Elle sort de la chambre en fermant la porte contre laquelle Polly jette un pinceau.
Elle passe le doigt sur la photo de Guernica, puis referme le livre d’un coup sourd.
« Dans les biographies, personne ne parle jamais des rapports entre les artistes et leur famille... » pense-t-elle. « Et pourtant, ce serait intéressant de savoir si les grands ont, eux aussi, eu les mêmes problèmes que nous le commun des mortels... Qui sait, peut-être qu’aussi la mère de Picasso était obtus comme la mienne... »
“ Mon petit Pablo, sois réaliste, tu ne deviendras jamais célèbre avec le peu de couleurs que tu utilises... ”
“ Maman, tais-toi, je suis dans ma période rose... ”
“ Mais, mon petit Pablo chéri, tu ne crois pas que le rose soit une couleur un peu trop féminine ? Je ne voudrais pas que les gens se méprennent... Où as-tu mis l’argent que je t’ai donné pour t’acheter la palette ? ”
“ Je l’ai dépensé pour fumer du crack et trouver l’inspiration ”.
“ Et, cette toile confuse, que représente-t-elle, mon fils chéri ? ”
“ Officiellement, le bombardement sur Guernica, mais en réalité, c’est moi qui cherche à me retenir de T’ÉTRANGLER, ma petite maman ! ”
« Non » réfléchit Polly l’instant d’après. « Je suis sûre que la mère du petit Pablo était plus compréhensive que la mienne... Et lui, plus élégant » .

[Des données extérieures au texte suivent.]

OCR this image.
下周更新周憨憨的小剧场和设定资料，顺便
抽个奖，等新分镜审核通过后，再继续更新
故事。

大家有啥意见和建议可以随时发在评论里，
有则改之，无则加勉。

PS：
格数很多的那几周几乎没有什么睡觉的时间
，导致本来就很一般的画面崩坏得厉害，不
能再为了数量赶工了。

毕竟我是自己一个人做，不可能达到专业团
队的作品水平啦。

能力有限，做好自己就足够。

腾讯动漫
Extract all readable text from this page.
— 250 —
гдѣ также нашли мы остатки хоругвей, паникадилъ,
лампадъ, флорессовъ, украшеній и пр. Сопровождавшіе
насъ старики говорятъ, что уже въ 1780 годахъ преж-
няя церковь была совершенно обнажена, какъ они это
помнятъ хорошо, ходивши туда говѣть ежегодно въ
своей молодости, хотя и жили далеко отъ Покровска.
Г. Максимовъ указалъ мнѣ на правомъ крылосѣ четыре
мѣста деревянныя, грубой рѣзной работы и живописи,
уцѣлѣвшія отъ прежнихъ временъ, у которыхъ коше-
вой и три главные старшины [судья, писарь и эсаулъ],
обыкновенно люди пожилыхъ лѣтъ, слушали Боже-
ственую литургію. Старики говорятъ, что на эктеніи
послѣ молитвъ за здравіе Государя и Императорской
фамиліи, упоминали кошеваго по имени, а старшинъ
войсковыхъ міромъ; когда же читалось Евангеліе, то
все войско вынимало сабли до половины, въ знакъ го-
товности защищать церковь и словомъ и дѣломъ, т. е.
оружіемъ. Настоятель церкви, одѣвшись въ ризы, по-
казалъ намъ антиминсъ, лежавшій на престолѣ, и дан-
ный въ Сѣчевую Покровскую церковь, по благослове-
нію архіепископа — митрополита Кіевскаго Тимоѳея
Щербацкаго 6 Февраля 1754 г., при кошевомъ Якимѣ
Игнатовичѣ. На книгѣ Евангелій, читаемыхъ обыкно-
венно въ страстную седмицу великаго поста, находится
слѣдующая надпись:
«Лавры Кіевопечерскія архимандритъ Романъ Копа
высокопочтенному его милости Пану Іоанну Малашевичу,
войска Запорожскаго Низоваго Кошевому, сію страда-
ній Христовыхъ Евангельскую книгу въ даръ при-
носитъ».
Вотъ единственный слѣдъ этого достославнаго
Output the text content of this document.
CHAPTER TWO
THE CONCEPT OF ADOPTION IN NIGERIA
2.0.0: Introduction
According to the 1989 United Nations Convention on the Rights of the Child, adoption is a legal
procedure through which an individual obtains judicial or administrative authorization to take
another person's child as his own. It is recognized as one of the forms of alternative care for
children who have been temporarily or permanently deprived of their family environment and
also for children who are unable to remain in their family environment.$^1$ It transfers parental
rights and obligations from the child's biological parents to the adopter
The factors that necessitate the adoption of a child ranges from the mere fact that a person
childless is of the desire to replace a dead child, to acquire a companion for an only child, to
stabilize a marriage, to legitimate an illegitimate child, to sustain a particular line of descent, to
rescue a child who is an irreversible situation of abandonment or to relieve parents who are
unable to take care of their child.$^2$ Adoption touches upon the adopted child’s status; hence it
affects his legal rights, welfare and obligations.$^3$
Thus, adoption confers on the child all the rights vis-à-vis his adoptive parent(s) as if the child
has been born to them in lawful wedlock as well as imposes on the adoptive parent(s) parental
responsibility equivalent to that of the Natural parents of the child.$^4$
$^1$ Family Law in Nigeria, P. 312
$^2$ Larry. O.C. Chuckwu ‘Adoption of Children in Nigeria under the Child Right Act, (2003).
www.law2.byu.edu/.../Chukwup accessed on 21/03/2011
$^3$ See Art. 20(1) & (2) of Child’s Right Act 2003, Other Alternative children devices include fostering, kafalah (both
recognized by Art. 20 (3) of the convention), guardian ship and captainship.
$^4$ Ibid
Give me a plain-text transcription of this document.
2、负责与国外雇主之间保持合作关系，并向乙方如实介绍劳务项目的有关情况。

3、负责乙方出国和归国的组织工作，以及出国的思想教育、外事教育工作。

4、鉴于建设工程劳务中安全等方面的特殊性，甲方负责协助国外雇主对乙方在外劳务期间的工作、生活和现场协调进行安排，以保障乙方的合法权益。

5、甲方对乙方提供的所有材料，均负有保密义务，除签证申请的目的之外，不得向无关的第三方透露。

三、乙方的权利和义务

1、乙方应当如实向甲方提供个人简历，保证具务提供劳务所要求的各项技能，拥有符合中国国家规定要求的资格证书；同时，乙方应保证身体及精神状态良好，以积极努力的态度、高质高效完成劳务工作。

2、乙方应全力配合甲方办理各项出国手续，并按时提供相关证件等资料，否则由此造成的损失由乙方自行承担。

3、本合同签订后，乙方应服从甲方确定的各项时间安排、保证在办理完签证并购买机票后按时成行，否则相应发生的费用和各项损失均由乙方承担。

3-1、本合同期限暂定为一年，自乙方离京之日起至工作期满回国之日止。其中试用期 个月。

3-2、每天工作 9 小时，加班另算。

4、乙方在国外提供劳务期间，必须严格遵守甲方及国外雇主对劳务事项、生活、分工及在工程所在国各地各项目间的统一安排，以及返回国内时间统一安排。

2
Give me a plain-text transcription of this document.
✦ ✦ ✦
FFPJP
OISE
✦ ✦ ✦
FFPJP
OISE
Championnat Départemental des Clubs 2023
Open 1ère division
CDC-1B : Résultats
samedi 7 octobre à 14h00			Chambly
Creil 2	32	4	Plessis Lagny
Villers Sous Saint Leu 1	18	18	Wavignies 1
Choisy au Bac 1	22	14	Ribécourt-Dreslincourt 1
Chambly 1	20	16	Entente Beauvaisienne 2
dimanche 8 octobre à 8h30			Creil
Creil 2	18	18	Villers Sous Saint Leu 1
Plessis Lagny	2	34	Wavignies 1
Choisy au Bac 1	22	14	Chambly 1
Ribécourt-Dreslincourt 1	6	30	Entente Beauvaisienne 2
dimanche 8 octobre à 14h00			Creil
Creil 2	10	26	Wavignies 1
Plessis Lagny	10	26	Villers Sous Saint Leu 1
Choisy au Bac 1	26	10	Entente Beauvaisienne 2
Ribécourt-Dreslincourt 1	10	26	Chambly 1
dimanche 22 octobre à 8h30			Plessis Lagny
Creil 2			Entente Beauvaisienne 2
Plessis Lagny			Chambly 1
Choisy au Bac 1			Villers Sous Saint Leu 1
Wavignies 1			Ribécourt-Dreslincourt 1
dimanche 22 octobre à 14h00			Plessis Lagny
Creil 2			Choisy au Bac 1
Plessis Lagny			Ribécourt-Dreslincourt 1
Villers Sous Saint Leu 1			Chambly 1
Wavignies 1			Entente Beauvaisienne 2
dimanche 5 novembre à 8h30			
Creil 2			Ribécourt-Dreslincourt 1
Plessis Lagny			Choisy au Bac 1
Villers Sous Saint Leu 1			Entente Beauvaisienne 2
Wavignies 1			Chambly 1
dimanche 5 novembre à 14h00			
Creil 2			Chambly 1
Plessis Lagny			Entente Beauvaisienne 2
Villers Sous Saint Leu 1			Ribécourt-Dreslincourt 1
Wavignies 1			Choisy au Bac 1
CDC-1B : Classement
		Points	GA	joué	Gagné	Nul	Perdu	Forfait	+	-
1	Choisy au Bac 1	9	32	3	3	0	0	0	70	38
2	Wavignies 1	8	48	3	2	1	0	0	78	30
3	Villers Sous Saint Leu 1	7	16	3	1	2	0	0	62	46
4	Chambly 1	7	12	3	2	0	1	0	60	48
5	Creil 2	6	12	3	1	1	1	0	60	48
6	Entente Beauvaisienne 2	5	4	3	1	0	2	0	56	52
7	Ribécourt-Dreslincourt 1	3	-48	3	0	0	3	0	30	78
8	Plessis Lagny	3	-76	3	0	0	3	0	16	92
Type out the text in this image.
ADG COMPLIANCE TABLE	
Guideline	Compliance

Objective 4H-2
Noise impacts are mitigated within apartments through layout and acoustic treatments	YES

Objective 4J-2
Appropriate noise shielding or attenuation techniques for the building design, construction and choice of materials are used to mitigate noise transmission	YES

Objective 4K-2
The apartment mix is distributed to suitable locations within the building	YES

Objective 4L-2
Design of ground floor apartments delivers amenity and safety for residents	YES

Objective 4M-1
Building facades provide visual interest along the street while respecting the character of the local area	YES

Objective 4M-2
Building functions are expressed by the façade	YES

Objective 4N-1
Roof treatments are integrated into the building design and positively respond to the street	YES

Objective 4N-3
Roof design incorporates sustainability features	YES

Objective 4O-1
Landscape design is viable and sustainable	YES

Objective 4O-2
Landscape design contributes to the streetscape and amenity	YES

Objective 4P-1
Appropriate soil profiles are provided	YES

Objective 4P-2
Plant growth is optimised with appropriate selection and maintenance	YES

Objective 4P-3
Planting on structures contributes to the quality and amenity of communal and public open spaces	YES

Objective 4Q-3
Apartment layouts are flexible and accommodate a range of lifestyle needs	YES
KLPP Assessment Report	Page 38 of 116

Tout ça ne change pas la situation : elle ne tiendra pas une année de plus à la très ennuyeuse Kennedy High School. Et comme elle ne connaît aucun gros bonnet disposé à financer sa tournée artistique, il ne lui reste plus qu’une chose à faire : vendre.
Elle déroule le short pour le remettre à sa longueur d’origine, sous le genou, enfile une paire de vieilles Nike, la casquette de baseball de son père et prend dans l’armoire une grande chemise cartonnée jaune. Elle descend les escaliers en silence, pour éviter de nouvelles réprimandes, et file dehors.
Voilà une autre particularité qu’elle aime dans sa voiture : elle a le toit ouvrant, ce qui facilite énormément l’action de jeter la chemise sur le siège arrière.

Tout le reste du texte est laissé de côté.